On November 23, 2005, a shell-shocked and dissatisfied President Kibaki dismissed the entire cabinet. Odinga and the entire LDP group were left out when it was reconstituted two weeks later.
Odinga was behind the formation of the Orange Democratic Movement (ODM) – the orange symbol for the "No" vote in the constitutional referendum. Odinga was found to have told police that his life was in risk after being exposed to assassination threats in January 2006.
In March 2018, Raila and Uhuru had a political dialogue aimed at lowering the political temperatures following the 2017 general elections.
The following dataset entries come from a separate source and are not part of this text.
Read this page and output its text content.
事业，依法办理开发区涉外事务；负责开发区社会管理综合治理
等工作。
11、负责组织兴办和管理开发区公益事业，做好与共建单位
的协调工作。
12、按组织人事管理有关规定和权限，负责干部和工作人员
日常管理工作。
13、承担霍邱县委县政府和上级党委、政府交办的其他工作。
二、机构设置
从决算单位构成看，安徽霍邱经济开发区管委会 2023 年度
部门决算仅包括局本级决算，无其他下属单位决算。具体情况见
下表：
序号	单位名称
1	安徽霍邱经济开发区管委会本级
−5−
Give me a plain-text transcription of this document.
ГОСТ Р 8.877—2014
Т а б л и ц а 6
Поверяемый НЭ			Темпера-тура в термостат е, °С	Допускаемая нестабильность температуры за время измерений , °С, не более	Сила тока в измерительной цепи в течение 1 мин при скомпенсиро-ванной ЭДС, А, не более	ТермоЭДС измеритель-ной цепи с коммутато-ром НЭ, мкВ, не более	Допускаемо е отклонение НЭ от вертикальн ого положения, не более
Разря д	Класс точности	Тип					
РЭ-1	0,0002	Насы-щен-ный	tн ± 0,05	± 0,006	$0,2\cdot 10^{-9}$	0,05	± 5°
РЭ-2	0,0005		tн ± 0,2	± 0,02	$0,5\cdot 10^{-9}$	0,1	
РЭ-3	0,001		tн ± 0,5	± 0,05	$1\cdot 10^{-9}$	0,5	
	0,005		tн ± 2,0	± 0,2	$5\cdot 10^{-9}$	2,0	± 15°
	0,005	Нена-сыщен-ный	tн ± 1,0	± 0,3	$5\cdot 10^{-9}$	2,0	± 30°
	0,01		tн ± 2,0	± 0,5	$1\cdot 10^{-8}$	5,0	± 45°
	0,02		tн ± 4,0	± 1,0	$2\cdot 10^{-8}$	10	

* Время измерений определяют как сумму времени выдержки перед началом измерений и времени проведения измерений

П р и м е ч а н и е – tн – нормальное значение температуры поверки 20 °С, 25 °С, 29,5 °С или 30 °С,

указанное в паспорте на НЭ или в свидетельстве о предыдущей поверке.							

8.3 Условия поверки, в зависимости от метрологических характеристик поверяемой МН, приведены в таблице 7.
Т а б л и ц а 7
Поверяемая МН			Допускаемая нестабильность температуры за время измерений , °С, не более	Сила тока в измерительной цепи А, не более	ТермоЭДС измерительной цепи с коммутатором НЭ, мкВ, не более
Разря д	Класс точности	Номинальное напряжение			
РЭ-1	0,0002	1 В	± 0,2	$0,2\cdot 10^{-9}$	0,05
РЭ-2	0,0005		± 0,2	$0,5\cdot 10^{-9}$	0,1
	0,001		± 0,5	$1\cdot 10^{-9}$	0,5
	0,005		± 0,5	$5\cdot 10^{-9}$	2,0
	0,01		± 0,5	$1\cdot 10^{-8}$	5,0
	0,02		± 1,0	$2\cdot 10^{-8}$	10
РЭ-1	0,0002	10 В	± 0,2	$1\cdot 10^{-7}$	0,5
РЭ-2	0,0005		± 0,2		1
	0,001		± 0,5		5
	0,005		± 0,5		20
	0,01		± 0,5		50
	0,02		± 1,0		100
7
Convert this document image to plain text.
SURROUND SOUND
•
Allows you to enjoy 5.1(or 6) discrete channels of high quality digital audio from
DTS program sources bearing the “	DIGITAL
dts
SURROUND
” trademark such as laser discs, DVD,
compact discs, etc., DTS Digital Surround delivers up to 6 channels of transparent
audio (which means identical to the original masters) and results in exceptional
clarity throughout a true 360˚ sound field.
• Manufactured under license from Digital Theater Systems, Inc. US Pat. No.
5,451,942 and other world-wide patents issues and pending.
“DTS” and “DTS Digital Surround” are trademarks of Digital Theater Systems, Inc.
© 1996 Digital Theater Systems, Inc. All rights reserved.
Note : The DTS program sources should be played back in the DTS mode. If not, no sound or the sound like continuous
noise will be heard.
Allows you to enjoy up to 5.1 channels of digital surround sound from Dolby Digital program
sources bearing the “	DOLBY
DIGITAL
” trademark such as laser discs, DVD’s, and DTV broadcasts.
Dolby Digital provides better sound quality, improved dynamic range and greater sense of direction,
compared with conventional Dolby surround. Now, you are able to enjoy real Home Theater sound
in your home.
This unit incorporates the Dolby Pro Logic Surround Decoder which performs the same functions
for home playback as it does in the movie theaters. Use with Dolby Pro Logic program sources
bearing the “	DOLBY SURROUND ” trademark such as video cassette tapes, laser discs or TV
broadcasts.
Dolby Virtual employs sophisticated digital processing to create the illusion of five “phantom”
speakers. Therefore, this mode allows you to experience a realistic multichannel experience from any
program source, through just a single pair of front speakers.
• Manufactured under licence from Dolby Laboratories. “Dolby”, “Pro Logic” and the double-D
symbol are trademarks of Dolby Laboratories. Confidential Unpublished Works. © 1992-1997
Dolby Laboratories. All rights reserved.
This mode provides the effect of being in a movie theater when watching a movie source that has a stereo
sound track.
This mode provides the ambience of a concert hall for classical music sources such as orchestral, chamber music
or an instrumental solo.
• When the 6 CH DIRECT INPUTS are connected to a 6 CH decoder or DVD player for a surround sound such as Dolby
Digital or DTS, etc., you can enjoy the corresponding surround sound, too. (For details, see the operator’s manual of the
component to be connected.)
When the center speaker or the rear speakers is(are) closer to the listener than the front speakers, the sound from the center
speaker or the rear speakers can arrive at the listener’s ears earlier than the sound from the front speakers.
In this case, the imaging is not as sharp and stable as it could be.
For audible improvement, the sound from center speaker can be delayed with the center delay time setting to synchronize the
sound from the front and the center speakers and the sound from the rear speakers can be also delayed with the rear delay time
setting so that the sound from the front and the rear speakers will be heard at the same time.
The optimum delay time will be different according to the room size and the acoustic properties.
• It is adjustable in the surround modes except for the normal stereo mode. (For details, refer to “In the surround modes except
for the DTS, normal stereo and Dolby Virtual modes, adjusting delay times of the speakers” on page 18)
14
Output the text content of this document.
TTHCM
The handshake gave rise to the Building Bridges Initiative, also known as BBI.
Following the truce between Odinga and President Kenyatta in March 2018, the two organisations established a joint task force that would gather evidence from Kenyans and report their findings. The team compiled and submitted the report on behalf of the country's largest conference and convening consultative sessions on Friday, which was followed by a public launch at the Bomas of Kenya the following day. Many leaders locally and internationally applauded President Kenyatta and Mr. Odinga's efforts to bring peace and cohesion in the region, with the duo being welcomed to a National Prayer Breakfast International Lunch in Washington, D.C., in February 2020. The Supreme Court of Kenya would uphold a decision that the BBI was unconstitutional in 2022.
In 2018, Odinga was named High Representative for Infrastructure Improvement at the African Union Commission.
Odinga revealed on December 10th, 2021, putting an end to months of anticipation following his surprise chat with President Kenyatta. His announcement was made while launching the Azimio La Umoja Convention, which would be his vehicle to State House, which will be held at the Kasarani Stadium in Nairobi.